Despite this, state responses need to be aware that Libya does not recognise the right to asylum and is not party to the 1951 Refugee Convention or its 1967 Protocol. It therefore, does not observe international requirements for the treatment of refugees.
Notable efforts have been made by the international community such as tripartite cooperation between the Libyan government, the EU and African Union (AU) to manage the crisis and the Libyan government is working with the IOM toward better migration policies. There are also efforts to help mediate between conflict parties within the country and to implement stabilisation programmes.
However, a major initiative by states is to implement repatriation programmes, which may not take due consideration of the situation returned migrants and potential refugees may face when going home.
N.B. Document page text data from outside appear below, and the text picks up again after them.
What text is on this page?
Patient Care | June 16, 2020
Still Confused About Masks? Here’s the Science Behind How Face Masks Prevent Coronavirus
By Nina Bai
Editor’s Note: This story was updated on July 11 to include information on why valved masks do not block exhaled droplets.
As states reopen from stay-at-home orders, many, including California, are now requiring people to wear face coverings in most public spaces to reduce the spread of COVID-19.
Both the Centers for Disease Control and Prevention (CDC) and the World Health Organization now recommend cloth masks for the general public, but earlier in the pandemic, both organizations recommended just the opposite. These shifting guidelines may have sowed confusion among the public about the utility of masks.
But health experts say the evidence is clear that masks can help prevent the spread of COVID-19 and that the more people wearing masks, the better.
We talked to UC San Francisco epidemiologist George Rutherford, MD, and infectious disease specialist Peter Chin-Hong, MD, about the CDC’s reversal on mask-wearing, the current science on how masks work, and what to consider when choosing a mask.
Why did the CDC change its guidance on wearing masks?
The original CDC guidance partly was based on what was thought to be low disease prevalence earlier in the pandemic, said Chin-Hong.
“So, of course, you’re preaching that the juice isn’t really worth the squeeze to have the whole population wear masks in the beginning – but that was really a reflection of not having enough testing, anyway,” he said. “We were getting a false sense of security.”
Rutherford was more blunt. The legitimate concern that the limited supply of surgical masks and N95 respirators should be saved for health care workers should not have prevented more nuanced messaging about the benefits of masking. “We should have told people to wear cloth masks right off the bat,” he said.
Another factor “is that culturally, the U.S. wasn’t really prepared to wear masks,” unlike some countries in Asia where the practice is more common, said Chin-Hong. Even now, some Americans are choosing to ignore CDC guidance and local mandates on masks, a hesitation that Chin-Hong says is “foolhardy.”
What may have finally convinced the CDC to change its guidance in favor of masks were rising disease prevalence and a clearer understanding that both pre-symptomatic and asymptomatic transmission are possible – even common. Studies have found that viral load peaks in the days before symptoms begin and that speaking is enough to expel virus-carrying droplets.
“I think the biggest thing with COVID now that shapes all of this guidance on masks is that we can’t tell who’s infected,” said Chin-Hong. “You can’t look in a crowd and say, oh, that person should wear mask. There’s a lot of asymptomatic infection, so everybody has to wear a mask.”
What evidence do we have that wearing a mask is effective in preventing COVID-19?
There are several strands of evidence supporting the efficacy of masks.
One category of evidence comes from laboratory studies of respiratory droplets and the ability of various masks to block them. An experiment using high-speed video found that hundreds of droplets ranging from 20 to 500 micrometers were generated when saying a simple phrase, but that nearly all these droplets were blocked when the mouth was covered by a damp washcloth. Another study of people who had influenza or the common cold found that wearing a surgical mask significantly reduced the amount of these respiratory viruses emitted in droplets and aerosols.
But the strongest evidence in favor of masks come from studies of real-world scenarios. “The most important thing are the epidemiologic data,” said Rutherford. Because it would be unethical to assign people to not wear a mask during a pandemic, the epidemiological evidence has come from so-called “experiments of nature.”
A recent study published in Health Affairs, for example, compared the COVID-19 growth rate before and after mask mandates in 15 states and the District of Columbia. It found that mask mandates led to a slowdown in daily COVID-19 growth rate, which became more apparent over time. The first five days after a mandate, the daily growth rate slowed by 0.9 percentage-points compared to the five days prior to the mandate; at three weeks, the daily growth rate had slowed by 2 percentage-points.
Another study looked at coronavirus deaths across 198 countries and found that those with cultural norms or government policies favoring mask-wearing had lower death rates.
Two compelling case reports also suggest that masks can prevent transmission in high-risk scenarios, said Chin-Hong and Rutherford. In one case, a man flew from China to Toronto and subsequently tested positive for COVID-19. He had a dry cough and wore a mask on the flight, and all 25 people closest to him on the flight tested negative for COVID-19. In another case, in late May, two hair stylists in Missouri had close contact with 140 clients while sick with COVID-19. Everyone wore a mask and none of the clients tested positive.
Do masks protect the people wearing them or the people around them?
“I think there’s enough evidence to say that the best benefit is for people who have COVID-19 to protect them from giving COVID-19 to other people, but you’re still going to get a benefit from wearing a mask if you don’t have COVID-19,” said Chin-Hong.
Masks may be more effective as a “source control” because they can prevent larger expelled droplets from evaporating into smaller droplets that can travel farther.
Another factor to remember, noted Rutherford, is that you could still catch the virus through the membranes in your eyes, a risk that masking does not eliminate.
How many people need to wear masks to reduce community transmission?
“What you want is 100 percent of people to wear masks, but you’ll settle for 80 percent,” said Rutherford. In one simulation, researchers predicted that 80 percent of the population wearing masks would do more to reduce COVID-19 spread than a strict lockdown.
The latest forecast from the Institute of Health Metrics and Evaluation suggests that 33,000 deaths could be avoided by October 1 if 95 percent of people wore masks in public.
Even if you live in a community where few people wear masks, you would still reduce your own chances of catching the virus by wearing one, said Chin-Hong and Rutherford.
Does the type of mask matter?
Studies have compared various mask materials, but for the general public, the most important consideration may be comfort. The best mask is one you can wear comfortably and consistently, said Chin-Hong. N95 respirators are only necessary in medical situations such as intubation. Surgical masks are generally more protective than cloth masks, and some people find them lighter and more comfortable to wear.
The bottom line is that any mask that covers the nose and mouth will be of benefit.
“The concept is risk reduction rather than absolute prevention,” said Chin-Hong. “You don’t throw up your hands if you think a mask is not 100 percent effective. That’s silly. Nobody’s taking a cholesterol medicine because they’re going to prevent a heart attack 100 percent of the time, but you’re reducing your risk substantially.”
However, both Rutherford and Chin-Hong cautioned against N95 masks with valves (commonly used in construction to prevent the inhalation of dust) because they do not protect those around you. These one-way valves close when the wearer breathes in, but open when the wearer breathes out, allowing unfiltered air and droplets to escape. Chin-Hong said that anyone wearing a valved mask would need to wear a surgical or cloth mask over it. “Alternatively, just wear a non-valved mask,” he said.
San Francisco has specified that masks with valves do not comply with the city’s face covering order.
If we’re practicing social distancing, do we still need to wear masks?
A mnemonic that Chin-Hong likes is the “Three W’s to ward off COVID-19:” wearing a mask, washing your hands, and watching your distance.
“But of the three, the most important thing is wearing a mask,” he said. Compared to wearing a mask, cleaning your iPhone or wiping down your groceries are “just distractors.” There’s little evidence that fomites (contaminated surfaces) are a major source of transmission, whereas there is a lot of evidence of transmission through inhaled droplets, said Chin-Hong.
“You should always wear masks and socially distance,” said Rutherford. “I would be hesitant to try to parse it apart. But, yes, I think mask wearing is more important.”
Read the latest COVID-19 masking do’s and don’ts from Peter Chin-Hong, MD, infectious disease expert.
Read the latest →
Furthermore, certain European states have exercised or supported a’ policy of turning back boats travelling from Libya in the Mediterranean Sea and before they reach Europe. This is delivering migrants and potential refugees to a country, which according to the UN, cannot be considered safe. The broad approach from Europe is to keep migrants out of Europe rather than keeping them safe. This is not an effective migration policy, which should be looking at root causes for irregular migration.
ICRD proposes the following recommendations:
- End all policies that involve sending migrants to Libya.
- Screen all migrants before returning them to their country of origin (and Libya) to ensure they don’t require international protection.
- Resettle screened migrants needing international protection immediately, ensuring adequate resources are provided to do this.
- Provide other safe or legal pathways for people to leave their country.
- Influence Libya to sign the 1951 Refugee Convention and its 1967 Protocol and to allow UNHCR to provide open facilities.
- Ensure Libya’s detention facilities are subject to sufficient monitoring against human rights abuses.
- Continue stabilisation efforts through capacity building and diplomacy and encouraging a more inclusive approach to talks.